Para a Corte de Justiça da União Europeia (caso Rottmann, C-135/08), a cidadania nacional, que confere automaticamente a cidadania europeia, não pode ser retirada ou negada sem respeito ao princípio da proporcionalidade e ao direito à confiança legítima. A jurisprudência europeia, inclusive, admite que medidas que gerem a perda ou negação da cidadania devem passar por análise de compatibilidade com o direito europeu — o que abre margem para questionamento judicial em tribunais internacionais.
 

Memória apagada, herança negada

A medida também fere profundamente o espírito da Constituição italiana ao ignorar a contribuição histórica dos italianos no exterior, especialmente na América Latina. Famílias que por gerações preservaram cultura, idioma e identidade são agora excluídas sob argumento burocrático.

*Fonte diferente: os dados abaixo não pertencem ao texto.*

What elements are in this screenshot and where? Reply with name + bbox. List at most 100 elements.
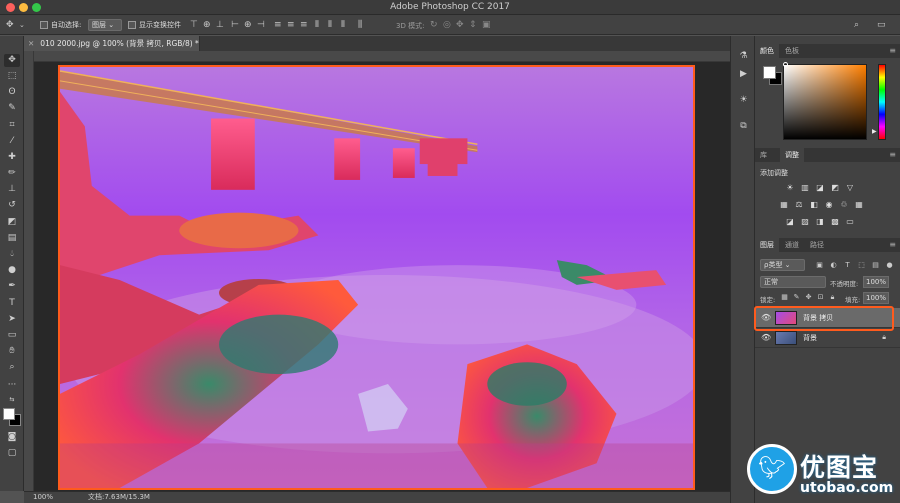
invert-icon[interactable]: ◪ — [785, 217, 795, 227]
eraser-tool-icon[interactable]: ◩ — [4, 216, 20, 229]
auto-align-icon[interactable]: ⫼ — [358, 19, 362, 31]
exposure-icon[interactable]: ◩ — [830, 183, 840, 193]
tab-adjustments[interactable]: 调整 — [780, 148, 804, 162]
hue-saturation-icon[interactable]: ▦ — [779, 200, 789, 210]
healing-brush-tool-icon[interactable]: ✚ — [4, 151, 20, 164]
adjustments-panel-menu-icon[interactable]: ≡ — [889, 150, 896, 159]
distribute-top-icon[interactable]: ≡ — [274, 19, 282, 31]
marquee-tool-icon[interactable]: ⬚ — [4, 70, 20, 83]
document-tab[interactable]: ✕ 010 2000.jpg @ 100% (背景 拷贝, RGB/8) * — [24, 36, 200, 51]
history-brush-tool-icon[interactable]: ↺ — [4, 199, 20, 212]
crop-tool-icon[interactable]: ⌗ — [4, 119, 20, 132]
distribute-hcenter-icon[interactable]: ⦀ — [328, 19, 332, 31]
document-canvas[interactable] — [58, 65, 695, 490]
filter-toggle-icon[interactable]: ● — [885, 260, 894, 270]
color-panel-menu-icon[interactable]: ≡ — [889, 46, 896, 55]
threshold-icon[interactable]: ◨ — [815, 217, 825, 227]
quick-select-tool-icon[interactable]: ✎ — [4, 102, 20, 115]
align-bottom-icon[interactable]: ⊥ — [216, 19, 224, 31]
vibrance-icon[interactable]: ▽ — [845, 183, 855, 193]
filter-smart-object-icon[interactable]: ▤ — [871, 260, 880, 270]
brush-tool-icon[interactable]: ✏ — [4, 167, 20, 180]
auto-select-target-dropdown[interactable]: 图层 ⌄ — [88, 19, 122, 31]
layers-panel-menu-icon[interactable]: ≡ — [889, 240, 896, 249]
foreground-color-swatch[interactable] — [3, 408, 15, 420]
hue-slider-handle[interactable]: ▶ — [872, 128, 877, 135]
color-spectrum-field[interactable] — [783, 64, 867, 140]
align-right-icon[interactable]: ⊣ — [257, 19, 265, 31]
3d-slide-icon[interactable]: ⇕ — [469, 19, 477, 31]
hue-slider[interactable] — [878, 64, 886, 140]
hand-tool-icon[interactable]: ✋︎ — [4, 345, 20, 358]
filter-pixel-icon[interactable]: ▣ — [815, 260, 824, 270]
document-size[interactable]: 文档:7.63M/15.3M — [88, 492, 150, 503]
3d-orbit-icon[interactable]: ↻ — [430, 19, 438, 31]
auto-select-checkbox[interactable] — [40, 21, 48, 29]
gradient-map-icon[interactable]: ▭ — [845, 217, 855, 227]
color-panel-foreground-swatch[interactable] — [763, 66, 776, 79]
properties-panel-icon[interactable]: ⧉ — [737, 120, 750, 133]
tab-color[interactable]: 颜色 — [755, 44, 779, 58]
dodge-tool-icon[interactable]: ● — [4, 264, 20, 277]
levels-icon[interactable]: ▥ — [800, 183, 810, 193]
tab-paths[interactable]: 路径 — [805, 238, 829, 252]
lasso-tool-icon[interactable]: ʘ — [4, 86, 20, 99]
actions-panel-icon[interactable]: ▶ — [737, 68, 750, 81]
type-tool-icon[interactable]: T — [4, 297, 20, 310]
curves-icon[interactable]: ◪ — [815, 183, 825, 193]
3d-roll-icon[interactable]: ◎ — [443, 19, 451, 31]
history-panel-icon[interactable]: ⚗ — [737, 50, 750, 63]
move-tool-icon[interactable]: ✥ — [4, 54, 20, 67]
screen-mode-icon[interactable]: ▢ — [4, 447, 20, 460]
tab-swatches[interactable]: 色板 — [780, 44, 804, 58]
tab-layers[interactable]: 图层 — [755, 238, 779, 252]
blur-tool-icon[interactable]: 💧︎ — [4, 248, 20, 261]
tab-channels[interactable]: 通道 — [780, 238, 804, 252]
search-icon[interactable]: ⌕ — [854, 19, 859, 31]
more-tools-icon[interactable]: ··· — [4, 379, 20, 392]
filter-type-icon[interactable]: T — [843, 260, 852, 270]
color-balance-icon[interactable]: ⚖ — [794, 200, 804, 210]
blend-mode-dropdown[interactable]: 正常 — [760, 276, 826, 288]
lock-artboard-icon[interactable]: ⊡ — [816, 292, 825, 302]
show-transform-checkbox[interactable] — [128, 21, 136, 29]
clone-stamp-tool-icon[interactable]: ⊥ — [4, 183, 20, 196]
gradient-tool-icon[interactable]: ▤ — [4, 232, 20, 245]
swap-colors-icon[interactable]: ⇆ — [4, 393, 20, 406]
brightness-panel-icon[interactable]: ☀ — [737, 94, 750, 107]
visibility-eye-icon[interactable]: 👁︎ — [761, 333, 771, 342]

A lógica é perversa: o Estado, que por décadas silenciou frente à lentidão e ineficiência de seus consulados, agora pune os descendentes por uma inércia que ele mesmo criou.
 

O Judiciário como guardião da cidadania

Em face de tudo isso, cabe ao Judiciário cumprir seu papel de guardião dos direitos fundamentais. A via judicial permanece, hoje, como o único instrumento eficaz para garantir o reconhecimento da cidadania italiana iure sanguinis, diante da falência do sistema consular e da tentativa legislativa de restrição retroativa.
 A esperança reside na reafirmação dos princípios que estruturam o Estado de Direito, entre eles a não discriminação, a segurança jurídica e a irretroatividade das leis. O futuro da cidadania italiana depende, agora, da resistência jurídica frente às distorções de um decreto que pretende apagar uma herança histórica legítima.